Je glisse le petit feu dans la poche de mon pantalon.

— Parfait, dis-je, et maintenant il me faut un sac de charbon.

— Un quoi ?

— Un sac de charbon, vous savez ce que c’est ?

— Plein ?

— Bien entendu, plein !

— À la cave, dit la grosse femme.

Je descends dans ce sanctuaire et je jette un regard de sympathie aux rangées de bouteilles.

« À bientôt, mes chéries », leur chuchoté-je.

Je me précipite sur le tas de charbon. Je me roule dessus, j’y plonge mes paluches, mon visage. Puis j’emplis un sac et je remonte.

En passant devant une des glaces du bistrot, je me marre. J’ai vraiment l’air d’un charbonnier. Il faudrait être plus malin qu’un Frizou pour reconnaître San-Antonio sous cette couche de poussière.

— Allons, ouvrez la lourde ! Bourgeois ! dans une heure à l’église. Je pense que vous arriverez le premier. Dites à votre frangin qu’il ne s’émotionne pas.

Je sors.

* * *

Je crois que j’ai eu une bonne idée de me camoufler de la sorte, car les rues sont pleines de patrouilles.

Les Frizous ont dû recevoir des instructions expresses, cela se voit à la manière dont ils dévisagent les passants. J’ai idée qu’un pégreleu qui s’amuserait à crier « À bas Adolf ! » serait illico transformé en passoire. Je coltine mon sac de charbon à travers la ville en m’enguirlandant intérieurement pour l’avoir tant rempli. C’est qu’il ne fait pas chiqué du tout, ce sac !

Trois quarts d’heure plus tard je parviens sans encombre à l’église indiquée par Bourgeois. Je cherche la porte du presbytère et j’ai d’autant moins de peine à la dénicher que Bourgeois se tient debout dans l’encadrement.

Je pose enfin mon sac de charbon. Ouf ! J’ai l’épaule droite complètement paralysée.

Présentations. Je serre les salsifis du curé. C’est un bonhomme aussi sympa que son frère. Ils doivent être jumeaux, parce qu’ils se ressemblent comme deux nègres à poil dans un tunnel.

— M’sieur l’abbé, je lui dis, vous seriez gentil de me prêter une soutane.

Ma requête ne le déconcerte pas trop.

Sans mot dire, il passe dans une pièce voisine où je l’entends ouvrir une garde-robe qui, soit dit en passant, réclame de tous ses gonds une goutte d’huile.

— Celle-ci vous irait-elle ? demande-t-il. C’est celle de mon vicaire qui est sensiblement de la même taille que vous.

Il a pigé tout de suite, le brave homme.

Avant toute chose, je fais une virée dans son cabinet de toilette, histoire de me démaquiller un brin.

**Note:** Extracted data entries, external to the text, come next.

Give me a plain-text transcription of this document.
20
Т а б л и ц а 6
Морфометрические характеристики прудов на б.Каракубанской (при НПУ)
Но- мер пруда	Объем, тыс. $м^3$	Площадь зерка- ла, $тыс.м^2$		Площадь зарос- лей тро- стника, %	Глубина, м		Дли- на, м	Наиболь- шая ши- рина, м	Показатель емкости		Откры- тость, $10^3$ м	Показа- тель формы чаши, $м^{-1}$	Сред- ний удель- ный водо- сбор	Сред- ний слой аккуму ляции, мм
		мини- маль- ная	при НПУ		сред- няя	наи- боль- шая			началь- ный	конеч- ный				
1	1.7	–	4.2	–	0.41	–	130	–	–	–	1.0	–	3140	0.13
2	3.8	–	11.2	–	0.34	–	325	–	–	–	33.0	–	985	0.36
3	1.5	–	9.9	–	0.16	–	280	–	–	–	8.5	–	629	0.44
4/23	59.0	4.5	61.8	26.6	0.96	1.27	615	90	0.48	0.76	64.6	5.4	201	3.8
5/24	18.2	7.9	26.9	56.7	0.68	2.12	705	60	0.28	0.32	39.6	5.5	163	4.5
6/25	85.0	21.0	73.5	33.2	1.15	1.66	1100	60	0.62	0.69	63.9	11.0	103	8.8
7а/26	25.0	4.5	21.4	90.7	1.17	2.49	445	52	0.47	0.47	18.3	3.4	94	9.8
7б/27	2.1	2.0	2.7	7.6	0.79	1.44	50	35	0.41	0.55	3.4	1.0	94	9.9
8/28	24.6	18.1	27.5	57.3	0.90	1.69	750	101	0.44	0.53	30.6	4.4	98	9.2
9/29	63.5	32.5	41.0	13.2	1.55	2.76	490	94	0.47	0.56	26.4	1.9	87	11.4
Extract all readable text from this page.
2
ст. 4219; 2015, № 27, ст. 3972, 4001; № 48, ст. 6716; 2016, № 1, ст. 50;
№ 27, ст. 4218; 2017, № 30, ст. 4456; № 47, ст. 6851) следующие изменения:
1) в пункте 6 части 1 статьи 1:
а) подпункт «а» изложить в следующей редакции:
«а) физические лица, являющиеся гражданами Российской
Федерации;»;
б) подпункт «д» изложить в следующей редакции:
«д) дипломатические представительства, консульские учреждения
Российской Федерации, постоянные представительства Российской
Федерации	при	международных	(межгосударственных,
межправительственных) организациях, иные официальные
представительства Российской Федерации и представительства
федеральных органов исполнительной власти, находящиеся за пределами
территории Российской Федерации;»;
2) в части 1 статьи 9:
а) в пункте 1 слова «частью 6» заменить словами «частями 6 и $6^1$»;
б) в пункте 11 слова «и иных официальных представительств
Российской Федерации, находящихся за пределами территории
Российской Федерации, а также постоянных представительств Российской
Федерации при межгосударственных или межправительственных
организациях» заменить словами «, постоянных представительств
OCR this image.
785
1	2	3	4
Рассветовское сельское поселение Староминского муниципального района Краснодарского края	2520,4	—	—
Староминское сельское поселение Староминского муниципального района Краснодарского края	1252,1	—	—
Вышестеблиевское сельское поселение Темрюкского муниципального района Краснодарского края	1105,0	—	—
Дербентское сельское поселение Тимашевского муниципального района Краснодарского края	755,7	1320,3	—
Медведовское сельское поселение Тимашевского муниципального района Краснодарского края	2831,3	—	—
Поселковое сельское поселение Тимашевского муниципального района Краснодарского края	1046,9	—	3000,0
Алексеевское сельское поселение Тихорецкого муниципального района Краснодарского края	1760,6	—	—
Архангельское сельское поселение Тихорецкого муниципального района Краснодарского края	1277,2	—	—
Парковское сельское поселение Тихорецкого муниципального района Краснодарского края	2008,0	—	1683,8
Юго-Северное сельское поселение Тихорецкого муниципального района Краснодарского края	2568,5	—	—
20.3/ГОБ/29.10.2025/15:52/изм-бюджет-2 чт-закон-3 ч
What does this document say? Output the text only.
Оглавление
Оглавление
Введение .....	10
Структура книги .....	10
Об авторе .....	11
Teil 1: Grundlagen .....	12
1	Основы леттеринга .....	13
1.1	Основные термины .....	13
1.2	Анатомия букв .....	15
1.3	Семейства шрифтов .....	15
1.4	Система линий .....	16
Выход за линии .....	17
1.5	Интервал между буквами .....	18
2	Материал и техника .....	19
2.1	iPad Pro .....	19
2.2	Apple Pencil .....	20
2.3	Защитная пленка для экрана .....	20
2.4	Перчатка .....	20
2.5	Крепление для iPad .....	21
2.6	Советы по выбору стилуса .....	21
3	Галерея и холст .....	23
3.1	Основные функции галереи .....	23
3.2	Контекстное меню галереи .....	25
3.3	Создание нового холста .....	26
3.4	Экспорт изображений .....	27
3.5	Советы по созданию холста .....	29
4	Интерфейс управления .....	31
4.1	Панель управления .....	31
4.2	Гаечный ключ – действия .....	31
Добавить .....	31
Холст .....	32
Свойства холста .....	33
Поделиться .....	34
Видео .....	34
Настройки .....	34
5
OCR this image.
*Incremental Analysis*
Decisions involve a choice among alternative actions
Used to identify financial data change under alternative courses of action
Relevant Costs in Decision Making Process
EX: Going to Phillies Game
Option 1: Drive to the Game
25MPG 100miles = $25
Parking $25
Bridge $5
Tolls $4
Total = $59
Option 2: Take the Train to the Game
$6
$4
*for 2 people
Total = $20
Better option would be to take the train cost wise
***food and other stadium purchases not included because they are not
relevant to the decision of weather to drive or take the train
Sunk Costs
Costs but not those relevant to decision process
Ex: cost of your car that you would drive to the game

Lorsque je suis propre et luisant comme un… curé, je passe la soutane. C’est la première fois que je me déguise en ecclésiastique ; d’ordinaire je réprouve les déguisements, je préfère jouer franc-jeu, mais nous vivons une époque où les coups bas sont permis.

— Ça colle, comme ça ?

— Oui, fait le prêtre, ça… collera, à la condition toutefois que vous abandonniez votre parler pittoresque.